Saturday, January 16, 2010

Palm trees and the Kunas

We finally arrived in the San Blas Islands that form a large archipelago off the coast of Panama. Each island is relatively small and only a few meters high with mostly palm trees on them. The water is clear and there is coral everywhere. It would be paradise if it wasn’t of the sand flies or noseehem. These little bugs are the nastiest beast known to us. When the wind is calm these little flying monsters send a legion to the boat for a rampage. They are about the size of a grain of salt and unless you are in bright day light with a white background you just don’t see them. Like mosquitoes they come out at night and pass through our screens to feast on us while we are sleeping. Even if they are tiny their stings are pretty painful and the bumps they leave are very itchy and last over a week. As I write these lines I have at least 100 stings all over my body but mostly on the legs all this from a single night where the word passed that it was “all you can eat” at Chocobo’s! After that the wind picked up in the archipelago and we got only a couple of bites since then, which is not too bad. Of course while I was the main meal Danielle barely got a sting!
Here you can see Chocobo anchored near Porvenir Island. For the gentlemen reading this post please note that Chocobo is the sailboat with yellow covers in the center of the picture. If you finally focus you attention a little bit at this location on the picture you will eventually see it!

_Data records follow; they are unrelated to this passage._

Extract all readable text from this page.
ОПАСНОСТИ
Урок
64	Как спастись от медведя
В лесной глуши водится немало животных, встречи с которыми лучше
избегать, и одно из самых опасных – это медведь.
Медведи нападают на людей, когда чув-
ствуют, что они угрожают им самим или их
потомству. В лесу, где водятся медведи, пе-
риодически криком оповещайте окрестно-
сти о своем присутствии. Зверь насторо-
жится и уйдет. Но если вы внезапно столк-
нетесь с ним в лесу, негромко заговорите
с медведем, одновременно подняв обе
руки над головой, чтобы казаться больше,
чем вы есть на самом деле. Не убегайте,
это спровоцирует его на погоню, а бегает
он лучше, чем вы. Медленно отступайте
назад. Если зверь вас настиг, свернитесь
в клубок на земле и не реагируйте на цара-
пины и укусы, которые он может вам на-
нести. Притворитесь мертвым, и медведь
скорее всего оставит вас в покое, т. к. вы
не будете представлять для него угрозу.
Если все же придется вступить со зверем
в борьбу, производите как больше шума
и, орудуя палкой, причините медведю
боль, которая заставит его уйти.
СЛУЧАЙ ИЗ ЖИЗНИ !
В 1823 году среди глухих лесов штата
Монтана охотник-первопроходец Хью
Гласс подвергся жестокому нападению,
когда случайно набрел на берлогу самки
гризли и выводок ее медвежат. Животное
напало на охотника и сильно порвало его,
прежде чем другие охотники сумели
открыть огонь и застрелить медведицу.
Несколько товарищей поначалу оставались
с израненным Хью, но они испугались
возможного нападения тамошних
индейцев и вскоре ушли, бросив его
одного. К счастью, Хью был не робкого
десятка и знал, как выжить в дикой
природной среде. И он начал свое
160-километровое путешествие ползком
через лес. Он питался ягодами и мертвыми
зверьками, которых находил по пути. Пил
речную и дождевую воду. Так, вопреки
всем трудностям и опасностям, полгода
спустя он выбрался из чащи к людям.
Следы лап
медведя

The inhabitants of the San Blas islands are the Kuna Indians who leave here with their own semi autonomous local government from an agreement with the government of Panama. The archipelago is actually called Kuna Yala by the kunas. They mostly live in a very traditional ways although we can see many of them talking on cell phones and there are TV antennas here and there. At least they could use “traditional” cell phone made of coconut shells and palm leaves! Here you can see pictures of Wichubhuala island where basically the village covers the entire island and even some houses are built on pylons, which is interesting since most islands are inhabited. We see them all day paddling in their boats carved in a log; some will use a simple sail while others will simply use the good old outboard motor. But I guess they are traditional motor too!

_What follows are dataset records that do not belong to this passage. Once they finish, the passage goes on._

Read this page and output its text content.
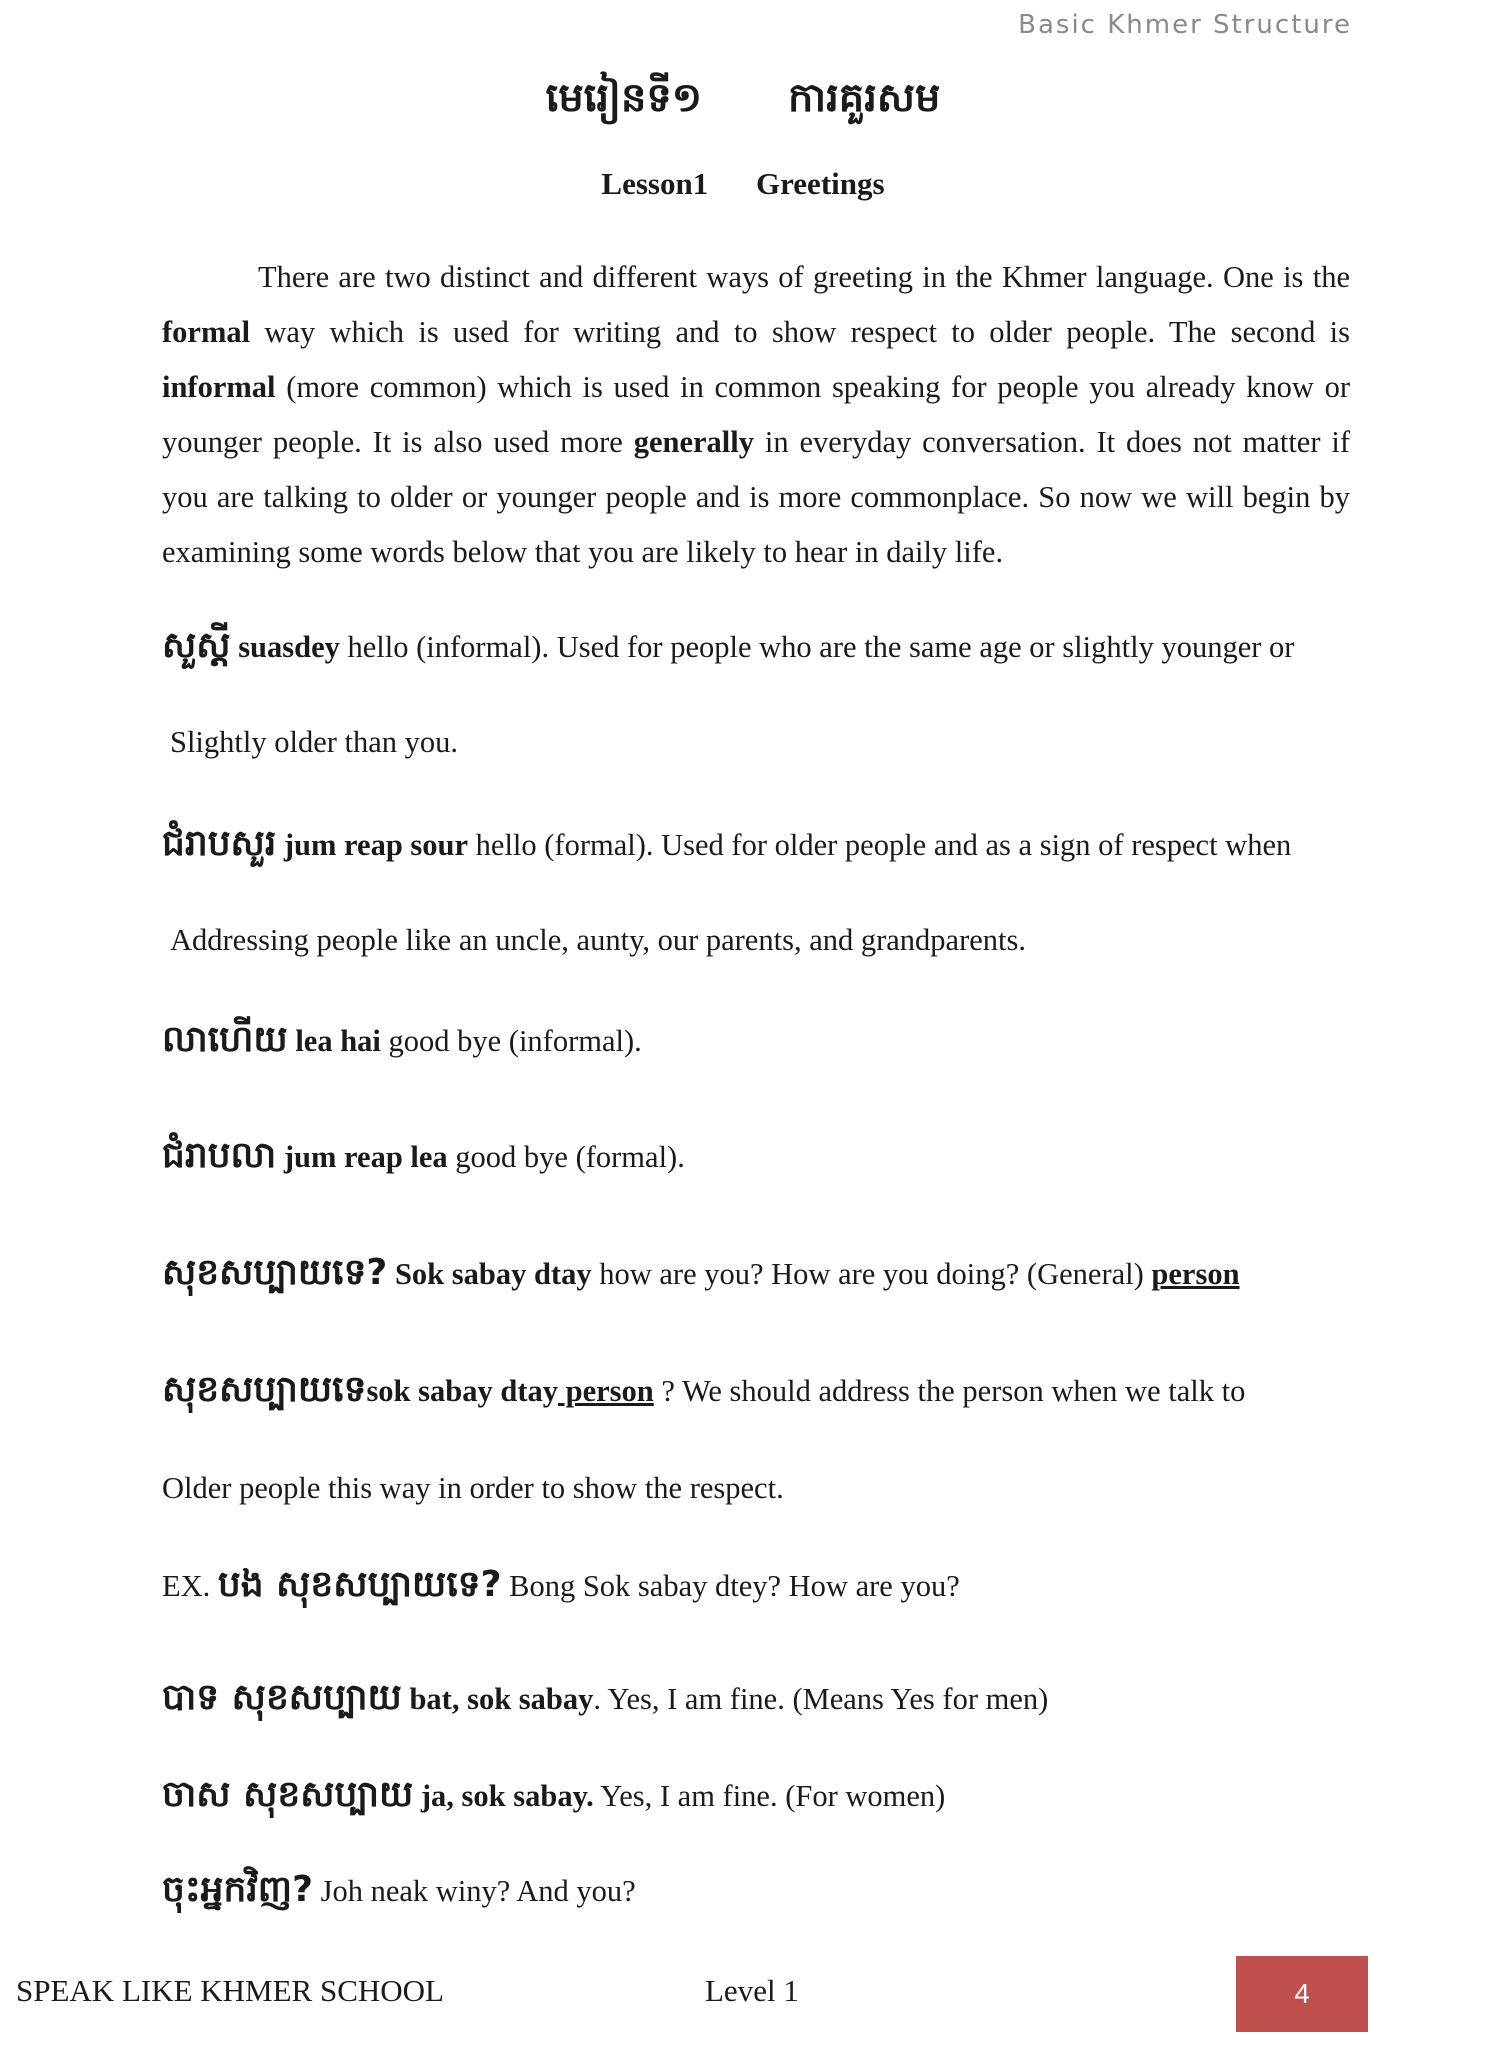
Basic Khmer Structure
មេរៀនទី១ ការគួរសម
Lesson1 Greetings

There are two distinct and different ways of greeting in the Khmer language. One is the formal way which is used for writing and to show respect to older people. The second is informal (more common) which is used in common speaking for people you already know or younger people. It is also used more generally in everyday conversation. It does not matter if you are talking to older or younger people and is more commonplace. So now we will begin by examining some words below that you are likely to hear in daily life.

សួស្តី suasdey hello (informal). Used for people who are the same age or slightly younger or
Slightly older than you.
ជំរាបសួរ jum reap sour hello (formal). Used for older people and as a sign of respect when
Addressing people like an uncle, aunty, our parents, and grandparents.
លាហើយ lea hai good bye (informal).
ជំរាបលា jum reap lea good bye (formal).
សុខសប្បាយទេ? Sok sabay dtay how are you? How are you doing? (General) person
សុខសប្បាយទេsok sabay dtay person ? We should address the person when we talk to
Older people this way in order to show the respect.
EX. បង សុខសប្បាយទេ? Bong Sok sabay dtey? How are you?
បាទ សុខសប្បាយ bat, sok sabay. Yes, I am fine. (Means Yes for men)
ចាស សុខសប្បាយ ja, sok sabay. Yes, I am fine. (For women)
ចុះអ្នកវិញ? Joh neak winy? And you?
SPEAK LIKE KHMER SCHOOL	Level 1	4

With the corals everywhere and the shallow waters the bounty of the sea is plenty. We could go spear fishing to get our dinner but hey, why bothering doing what the Kunas are so good at and very willing to sell you crabs and lobsters for a decent price? Here we got all five lobsters for $10 and the crab, a bit more expensive, for $5. It took me forever to get the meat out of the crab but the crab chowder we made with it was to die for! The lobsters ended up in the fondue we had for my 43th birthday and in stuffed avocados that Danielle likes so much. One note about the prices; the price we paid may not be very much compared to what we pay in North America but by panamian standard $5 for a crab is a bit pricy. We could have dealt down the price but when we think that the kunas let us come to their island with no restrictions and greet us with friendship and large smiles we thought that paying a bit more to contribute to their local economy to allow them to get what the islands don’t give them is not a very big price to pay.

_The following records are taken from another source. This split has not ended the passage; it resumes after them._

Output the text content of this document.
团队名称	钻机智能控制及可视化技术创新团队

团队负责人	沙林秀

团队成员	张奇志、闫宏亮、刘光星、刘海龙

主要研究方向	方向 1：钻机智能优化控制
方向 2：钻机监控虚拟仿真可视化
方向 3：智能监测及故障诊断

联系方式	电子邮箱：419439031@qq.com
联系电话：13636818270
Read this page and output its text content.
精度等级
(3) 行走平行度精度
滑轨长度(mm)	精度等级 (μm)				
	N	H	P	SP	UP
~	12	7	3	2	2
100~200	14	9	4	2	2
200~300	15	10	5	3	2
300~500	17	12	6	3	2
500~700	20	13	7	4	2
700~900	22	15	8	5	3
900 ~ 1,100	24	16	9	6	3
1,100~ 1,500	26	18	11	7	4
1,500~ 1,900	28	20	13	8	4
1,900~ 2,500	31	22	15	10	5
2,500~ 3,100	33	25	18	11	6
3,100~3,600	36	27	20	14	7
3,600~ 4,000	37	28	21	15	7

Here is a group of Kunas passing by in their wooden boat. Often they will stop at our boat to sell us stuff such as crabs, lobsters, fish or molas. The molas are complex and very artistic patterns sowed on a piece of fabric. We bought a nice one and it will make a very nice genuine souvenir of the region. Another interesting point is that the kids on board these boats will almost systematically ask for “caramelos”, which basically means candies. Of course it is almost impossible to resist and we give them some pretty much every time.